Помню, как той апрельской ночью было холодно. Кутаясь в одеяло и твои объятия, я видела сон, и он был приятным.
Мы были где-то у воды. У озера, наверное. Светило солнце и вокруг нас бегали девочки. Ты улыбался мне, сверкая на солнце разноцветными глазами, в которых светились любовь и счастье. Ты шептал мне "я люблю тебя", а я шептала в ответ "я тебя тоже".
Я улыбнулась во сне и хотела сильнее прижаться к тебе, но тебя рядом не оказалось.
По дому гулял сквозняк, и пол казался ледяным. Двери в оранжерею были открыты, и из нее лился еще больший холод, обдавая меня дыханием смерти.
Ты лежал на полу среди цветочных горшков с покрытыми белым инеем листьями. Твоя левая рука с кольцом в форме полумесяца цвета морской волны на безымянном пальце была прижата к груди, как будто ты пытался удержать выпрыгивающее из нее сердце. Ты не дышал.

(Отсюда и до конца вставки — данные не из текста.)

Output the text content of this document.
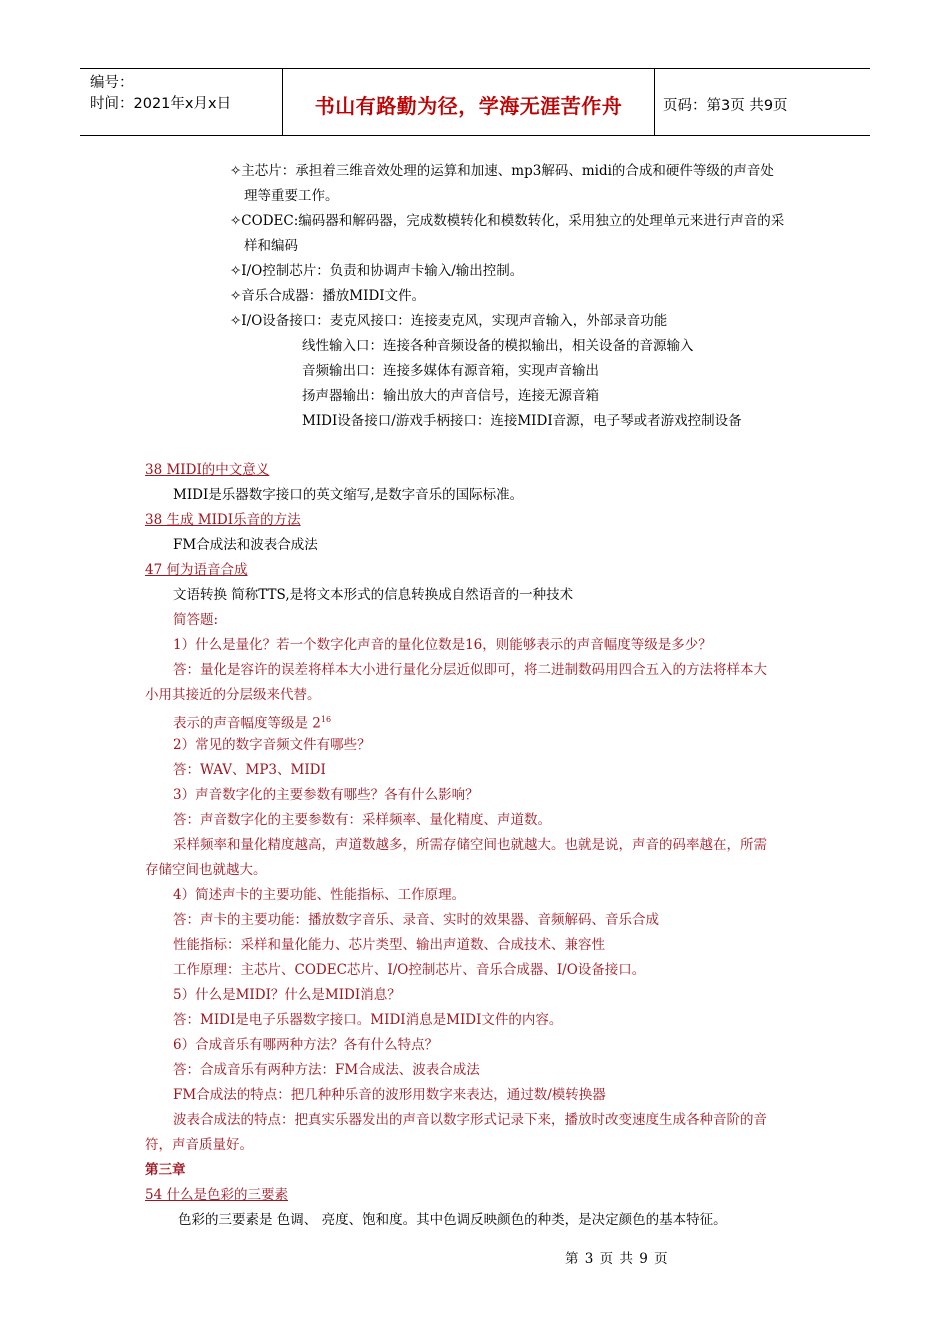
编号：
时间：2021年x月x日	书山有路勤为径，学海无涯苦作舟	页码：第3页 共9页
✧主芯片：承担着三维音效处理的运算和加速、mp3解码、midi的合成和硬件等级的声音处
理等重要工作。
✧CODEC:编码器和解码器，完成数模转化和模数转化，采用独立的处理单元来进行声音的采
样和编码
✧I/O控制芯片：负责和协调声卡输入/输出控制。
✧音乐合成器：播放MIDI文件。
✧I/O设备接口：麦克风接口：连接麦克风，实现声音输入，外部录音功能
线性输入口：连接各种音频设备的模拟输出，相关设备的音源输入
音频输出口：连接多媒体有源音箱，实现声音输出
扬声器输出：输出放大的声音信号，连接无源音箱
MIDI设备接口/游戏手柄接口：连接MIDI音源，电子琴或者游戏控制设备
38 MIDI的中文意义
MIDI是乐器数字接口的英文缩写,是数字音乐的国际标准。
38 生成 MIDI乐音的方法
FM合成法和波表合成法
47 何为语音合成
文语转换 简称TTS,是将文本形式的信息转换成自然语音的一种技术
简答题:
1）什么是量化？若一个数字化声音的量化位数是16，则能够表示的声音幅度等级是多少？
答：量化是容许的误差将样本大小进行量化分层近似即可，将二进制数码用四合五入的方法将样本大
小用其接近的分层级来代替。
表示的声音幅度等级是 $2^{16}$
2）常见的数字音频文件有哪些？
答：WAV、MP3、MIDI
3）声音数字化的主要参数有哪些？各有什么影响？
答：声音数字化的主要参数有：采样频率、量化精度、声道数。
采样频率和量化精度越高，声道数越多，所需存储空间也就越大。也就是说，声音的码率越在，所需
存储空间也就越大。
4）简述声卡的主要功能、性能指标、工作原理。
答：声卡的主要功能：播放数字音乐、录音、实时的效果器、音频解码、音乐合成
性能指标：采样和量化能力、芯片类型、输出声道数、合成技术、兼容性
工作原理：主芯片、CODEC芯片、I/O控制芯片、音乐合成器、I/O设备接口。
5）什么是MIDI？什么是MIDI消息？
答：MIDI是电子乐器数字接口。MIDI消息是MIDI文件的内容。
6）合成音乐有哪两种方法？各有什么特点？
答：合成音乐有两种方法：FM合成法、波表合成法
FM合成法的特点：把几种种乐音的波形用数字来表达，通过数/模转换器
波表合成法的特点：把真实乐器发出的声音以数字形式记录下来，播放时改变速度生成各种音阶的音
符，声音质量好。
第三章
54 什么是色彩的三要素
色彩的三要素是 色调、 亮度、饱和度。其中色调反映颜色的种类，是决定颜色的基本特征。
第 3 页 共 9 页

Лучше всего я помню свой крик, от которого повылетали стекла во всем доме. Приехавшая скорая, которую я не помню, как вызывала, экипаж полиции, коронер, мой брат, оттаскивающий меня от твоего тела – все это ускользнуло от моего сознания.
Как же ты мог меня оставить? После всего, через что мы прошли, ты ушел. Оставил меня. И я ничего не смогла сделать. При всей своей силе я не смогла вернуть тебя к жизни.
Морг… В морге было ужасно. Его работники без стыда и совести требовали денег, а я не могла оторвать взгляда от твоего тела с сочившимся швом на груди, оставшимся после вскрытия.
Инфаркт. Таким был вывод патологоанатома. Тебе же не было еще тридцати! Я вырывала тебя из лап смерти не раз, но не смогла спасти твое сердце от такой человеческой нелепости.
Еще неделю назад мы праздновали годовщину свадьбы. Все было так чудесно: ты был весел, с нами были девочки и мой брат, мы строили планы на будущее. Все было идеально, а теперь ты лежал в гробу, и апрельское солнце в последний раз грело твое прекрасное, холодное лицо, и ветер ласково трепал твои черные волосы, поддернутые сединой.
Ты не хотел уходить, я знаю. Не хотел оставлять меня, детей, наш дом, нашу жизнь, которая только-только начала налаживаться.
– Вернись ко мне, – шептала я, обнимая тебя, и слезы скатывались с моего лица на твое. – Вернись, умоляю!
– Нина… – Марк взял меня за плечи и отвел от гроба, чтобы другие тоже могли попрощаться.
Вереница людей, большинство из которых я даже не знала, проходила мимо тебя, бросая на ветер ничего не значащие слова, и мне хотелось их прогнать, чтобы мы могли остаться только вдвоем, чтобы я еще раз попыталась тебя вернуть. Еще раз…
– Пора, – сказал кто-то, и тебя от меня закрыли.
Крышку захлопнули, гроб опустили в яму, и земля начала сыпаться сверху, с приговоренным стуком ударяясь об крышку деревянного гроба. Это было невыносимо.
Солнце заслонили чернющие, как ночь, грозовые тучи, и налетевший ветер с остервенением накинулся на людей, бегущих с кладбища от проливного дождя, заливавшего все вокруг. Даже мои родители и те бежали прочь.
– Нина, перестань! – успокаивали меня Марк и Миша, оттаскивая от так и незасыпанной могилы мужа. – Успокойся! Он не хотел, чтобы ты так убивалась!
Конечно, не хотел, ведь… Ведь мы должны были быть вместе. И в горе, и в радости. До самого конца.
Я посмотрела на родителей Игоря, оставшихся у могилы, невзирая на ливень, который они даже не замечали. Они хоронили сына рядом с дочерью. Что им был тот дождь?
Молния ударила совсем близко от меня, и я впитала ее силу. Еще один раз… Еще одна попытка…
Я бросилась к яме, но уперлась в стол кухни в нашем доме. Марк завел руки мне за спину и крепко удерживал, пока Миша насильно вливал мне успокоительное, способное свалить десятерых слонов.